Habe jetzt vorübergehend eine automatische Synchronisation des Workspaces mit winscp eingerichtet, so spare ich mir zumindest die kopiererei. Alle anderen Lösungen verlangen leider Adminrechte, die ich weder auf dem Server, noch auf dem Entwicklungsrechner habe. Also falls jemand noch eine bessere Lösung mit Windows-Bordmitteln hat immer her damit.

@wildcard: 
mounten über ssh wäre die perfekte Lösung, allerdings benötigen alle Tools die ich dafür gefunden habe Adminrechte zur Installation.

Gruß
Christian


----------



## Wildcard (2. Apr 2009)

Schnabeltier hat gesagt.:


> @wildcard:
> mounten über ssh wäre die perfekte Lösung, allerdings benötigen alle Tools die ich dafür gefunden habe Adminrechte zur Installation.

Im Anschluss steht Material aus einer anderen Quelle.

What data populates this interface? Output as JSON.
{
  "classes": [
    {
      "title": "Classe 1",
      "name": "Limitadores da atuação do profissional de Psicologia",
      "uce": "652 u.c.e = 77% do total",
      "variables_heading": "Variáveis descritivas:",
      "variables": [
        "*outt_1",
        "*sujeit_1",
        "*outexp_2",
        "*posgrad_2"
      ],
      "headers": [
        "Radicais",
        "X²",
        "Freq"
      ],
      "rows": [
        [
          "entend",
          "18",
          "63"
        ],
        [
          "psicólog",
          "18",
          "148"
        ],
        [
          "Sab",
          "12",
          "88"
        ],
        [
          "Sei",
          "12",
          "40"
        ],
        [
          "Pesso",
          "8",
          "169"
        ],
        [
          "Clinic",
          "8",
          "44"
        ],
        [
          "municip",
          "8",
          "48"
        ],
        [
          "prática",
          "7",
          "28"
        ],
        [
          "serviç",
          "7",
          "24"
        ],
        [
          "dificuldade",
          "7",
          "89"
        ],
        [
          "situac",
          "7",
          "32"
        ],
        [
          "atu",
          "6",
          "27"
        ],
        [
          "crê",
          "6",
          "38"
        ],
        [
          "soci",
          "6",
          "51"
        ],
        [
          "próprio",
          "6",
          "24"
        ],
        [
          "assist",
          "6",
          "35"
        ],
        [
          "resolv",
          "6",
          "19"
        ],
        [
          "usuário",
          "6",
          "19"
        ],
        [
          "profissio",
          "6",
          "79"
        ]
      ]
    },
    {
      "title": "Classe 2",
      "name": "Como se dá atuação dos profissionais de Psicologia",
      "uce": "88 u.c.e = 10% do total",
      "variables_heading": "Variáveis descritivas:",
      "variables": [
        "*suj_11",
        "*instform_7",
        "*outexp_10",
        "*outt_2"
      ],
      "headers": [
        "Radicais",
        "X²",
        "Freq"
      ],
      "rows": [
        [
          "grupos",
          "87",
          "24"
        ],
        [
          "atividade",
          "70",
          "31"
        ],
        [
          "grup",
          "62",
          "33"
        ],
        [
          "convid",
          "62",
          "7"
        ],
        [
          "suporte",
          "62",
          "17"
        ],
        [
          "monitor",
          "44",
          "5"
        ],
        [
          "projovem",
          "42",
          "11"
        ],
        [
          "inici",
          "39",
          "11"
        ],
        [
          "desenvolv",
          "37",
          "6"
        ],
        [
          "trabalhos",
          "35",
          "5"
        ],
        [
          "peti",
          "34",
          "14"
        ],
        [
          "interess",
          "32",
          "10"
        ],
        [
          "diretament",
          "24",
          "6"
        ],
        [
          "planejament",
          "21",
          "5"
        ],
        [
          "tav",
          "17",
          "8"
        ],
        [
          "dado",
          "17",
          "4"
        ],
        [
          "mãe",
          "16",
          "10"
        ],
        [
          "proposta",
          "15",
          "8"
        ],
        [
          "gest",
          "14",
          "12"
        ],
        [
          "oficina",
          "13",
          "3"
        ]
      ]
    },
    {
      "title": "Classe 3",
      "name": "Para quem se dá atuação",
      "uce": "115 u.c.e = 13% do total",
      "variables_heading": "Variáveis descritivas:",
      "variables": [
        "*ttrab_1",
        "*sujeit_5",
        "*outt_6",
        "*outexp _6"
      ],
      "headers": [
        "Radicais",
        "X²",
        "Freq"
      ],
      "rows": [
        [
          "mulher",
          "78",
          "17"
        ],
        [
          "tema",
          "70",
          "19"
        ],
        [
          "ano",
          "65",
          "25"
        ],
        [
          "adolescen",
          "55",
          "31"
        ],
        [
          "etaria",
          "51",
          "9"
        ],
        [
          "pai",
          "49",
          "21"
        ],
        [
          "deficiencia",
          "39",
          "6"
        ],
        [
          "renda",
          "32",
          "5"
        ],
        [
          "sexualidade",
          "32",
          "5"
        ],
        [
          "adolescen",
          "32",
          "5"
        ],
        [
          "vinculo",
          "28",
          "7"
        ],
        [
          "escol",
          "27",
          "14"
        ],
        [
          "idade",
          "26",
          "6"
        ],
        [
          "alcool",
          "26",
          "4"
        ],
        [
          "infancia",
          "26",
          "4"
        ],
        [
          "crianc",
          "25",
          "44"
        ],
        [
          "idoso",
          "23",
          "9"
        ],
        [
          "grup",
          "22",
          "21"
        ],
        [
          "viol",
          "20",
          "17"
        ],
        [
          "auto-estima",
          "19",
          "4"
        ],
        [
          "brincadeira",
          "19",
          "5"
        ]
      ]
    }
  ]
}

Ach du hast auf der Windows Mühle keine Adminrechte? Hmm, XMing sollte glaube ich auch ohne Admin Rechte funktionieren, dann könntest du mit PuTTy über SSH X-Forwarding machen und Eclipse auf dem Linux Rechner starten. Dann hast du dort einen lokalen Workspace und die Applikation selbst läuft remote auf deinem Windows Rechner (wenn auch im Linux Look'n'Feel )


----------